JRAは11日、16年度の騎手免許試験合格者を発表し、競馬学校騎手課程第32期を卒業した藤田菜七子騎手(18=美浦・根本)ら6人が合格した。JRAの女性騎手は西原玲奈(現調教助手)以来、16年ぶり7人目。注目の存在に師匠の根本康広師(60)もメディアへの露出を指令。さっそくCMへの出演依頼も舞い込んだ。6人の免許は3月1日に発効する。

 午前10時過ぎ、自厩舎の調教を終えた藤田が、足早に美浦トレセンの南スタンドへとやってきた。合格者の張り出された掲示板。五十音順の上から5番目に、自身の名前を見つけると「うれしい。競馬学校を卒業はしたけど、これでちゃんとした形の合格。ほっとしました」とほほ笑んだ。16年ぶり7人目のJRA女性騎手となった瞬間だ。

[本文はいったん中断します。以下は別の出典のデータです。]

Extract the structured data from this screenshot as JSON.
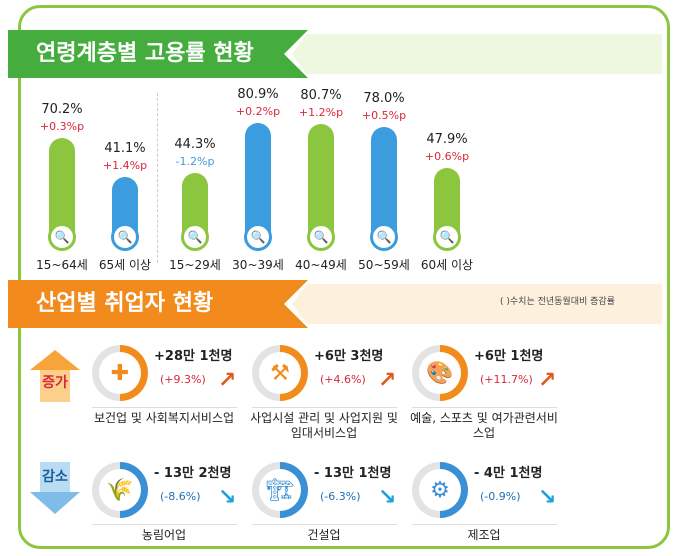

 9日の卒業式に続き、この日も通常の倍近い報道陣が押しかけた。「私でいいのかな・・・」。輪の中心で照れ気味に笑う藤田と取り囲む報道陣に、師匠の根本師は1つの指令を出した。「かついでもらえるときに、かついでもらわないでどうする。じゃんじゃん取り上げて下さい」。自身も初騎乗の81年ダービーで密着取材を受け、88年には騎手役で映画「優駿 ORACION」にも出演した。「自分と競馬を取り上げてもらえる。新人なのに生意気に思われないかなんて気にしなくていい。どんなことがあっても1歩下がるな」。

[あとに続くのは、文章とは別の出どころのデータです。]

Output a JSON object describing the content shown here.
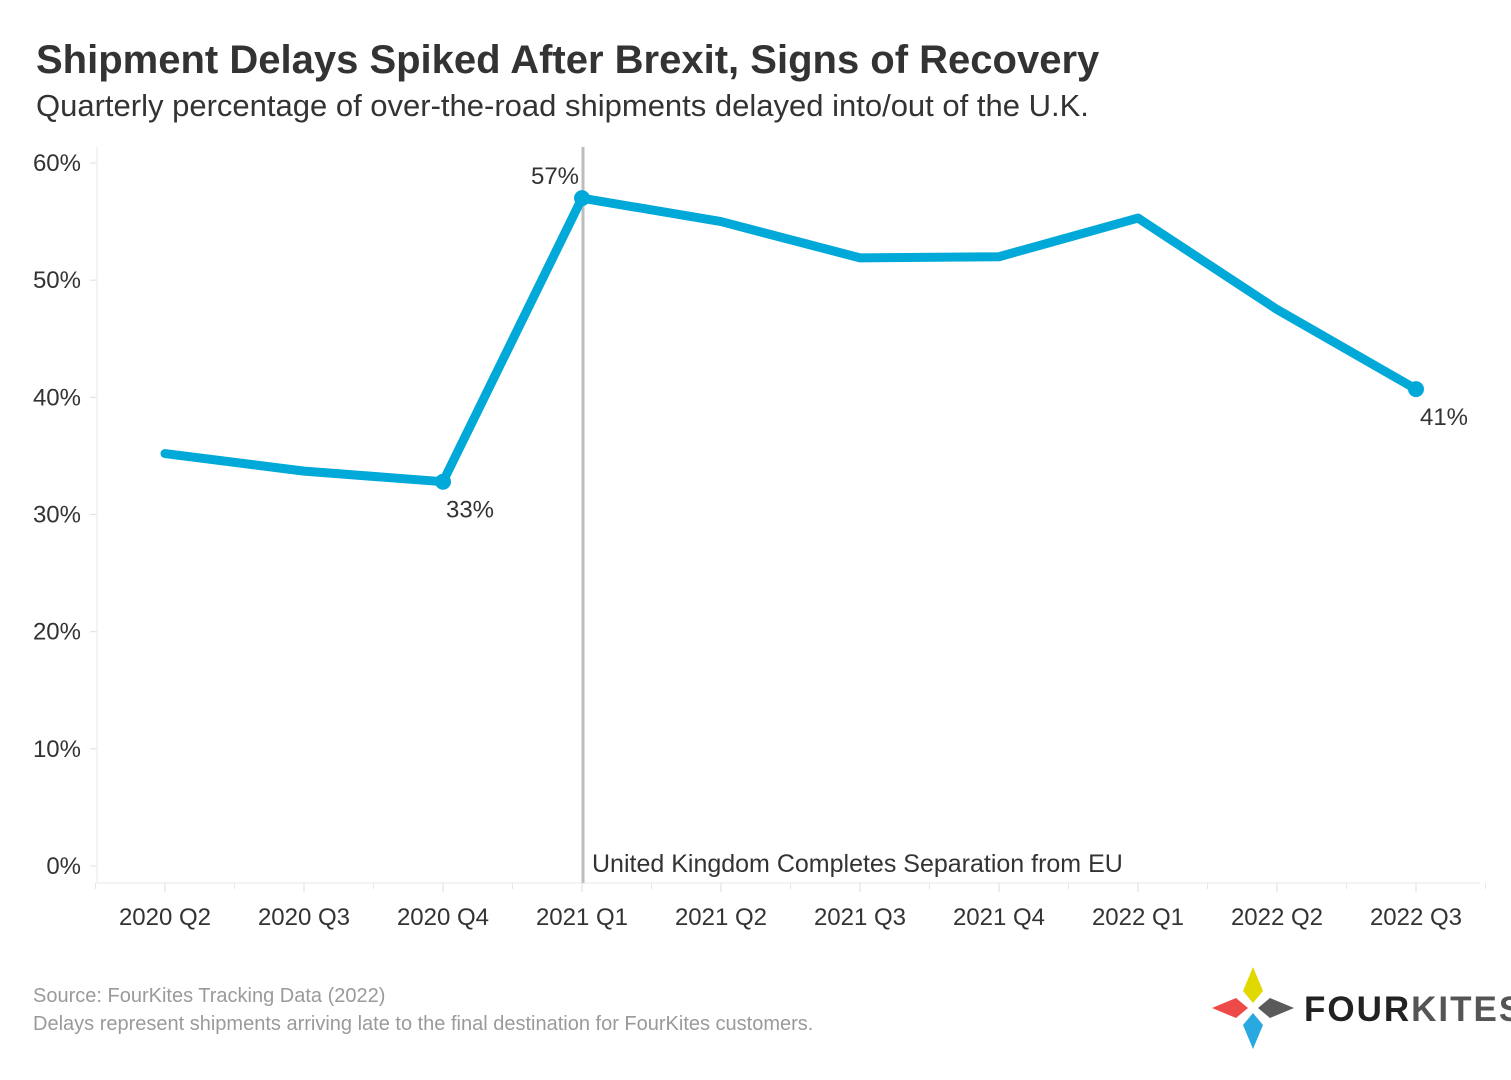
{
  "header": {
    "title": "Shipment Delays Spiked After Brexit, Signs of Recovery",
    "subtitle": "Quarterly percentage of over-the-road shipments delayed into/out of the U.K."
  },
  "chart_data": {
    "type": "line",
    "categories": [
      "2020 Q2",
      "2020 Q3",
      "2020 Q4",
      "2021 Q1",
      "2021 Q2",
      "2021 Q3",
      "2021 Q4",
      "2022 Q1",
      "2022 Q2",
      "2022 Q3"
    ],
    "series": [
      {
        "values": [
          35.2,
          33.7,
          32.8,
          57.0,
          55.0,
          51.9,
          52.0,
          55.3,
          47.5,
          40.7
        ]
      }
    ],
    "y_ticks": [
      "0%",
      "10%",
      "20%",
      "30%",
      "40%",
      "50%",
      "60%"
    ],
    "ylim": [
      0,
      60
    ],
    "data_labels": [
      {
        "index": 2,
        "text": "33%"
      },
      {
        "index": 3,
        "text": "57%"
      },
      {
        "index": 9,
        "text": "41%"
      }
    ],
    "annotation": {
      "category": "2021 Q1",
      "text": "United Kingdom Completes Separation from EU"
    },
    "line_color": "#00a9d8",
    "marker_line_color": "#bdbdbd",
    "grid": false
  },
  "footer": {
    "source": "Source: FourKites Tracking Data (2022)",
    "note": "Delays represent shipments arriving late to the final destination for FourKites customers."
  },
  "logo": {
    "text_a": "FOUR",
    "text_b": "KITES",
    "colors": {
      "top": "#e1d800",
      "left": "#ef4a4a",
      "right": "#5a5a5a",
      "bottom": "#29a9e0"
    }
  }
}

 師匠からの熱いメッセージを「先生にそうおっしゃっていただけるなら」と受け止める藤田に、さっそく女性生活用品のCM出演のオファーがあった。「そんな話も・・・」と恐縮しながらも、今日12日にも美浦トレセンで撮影に臨むという。来月のデビューを前に“菜七子フィーバー”は盛り上がるばかりだが、「いつもいろんな人に見られる意識できれいに、と教わってきた。デビューまでも変わらず頑張っていきたい」と、自然体で向き合っていく。【柏山自夢】

 ◆JRAの女性騎手 96年にデビューした牧原(増沢)由貴子、田村真来、細江純子が最初。翌年に板倉真由子、押田純子、00年に西原玲奈がデビュー。増沢が引退した13年9月以降は、女性騎手不在が続いていた。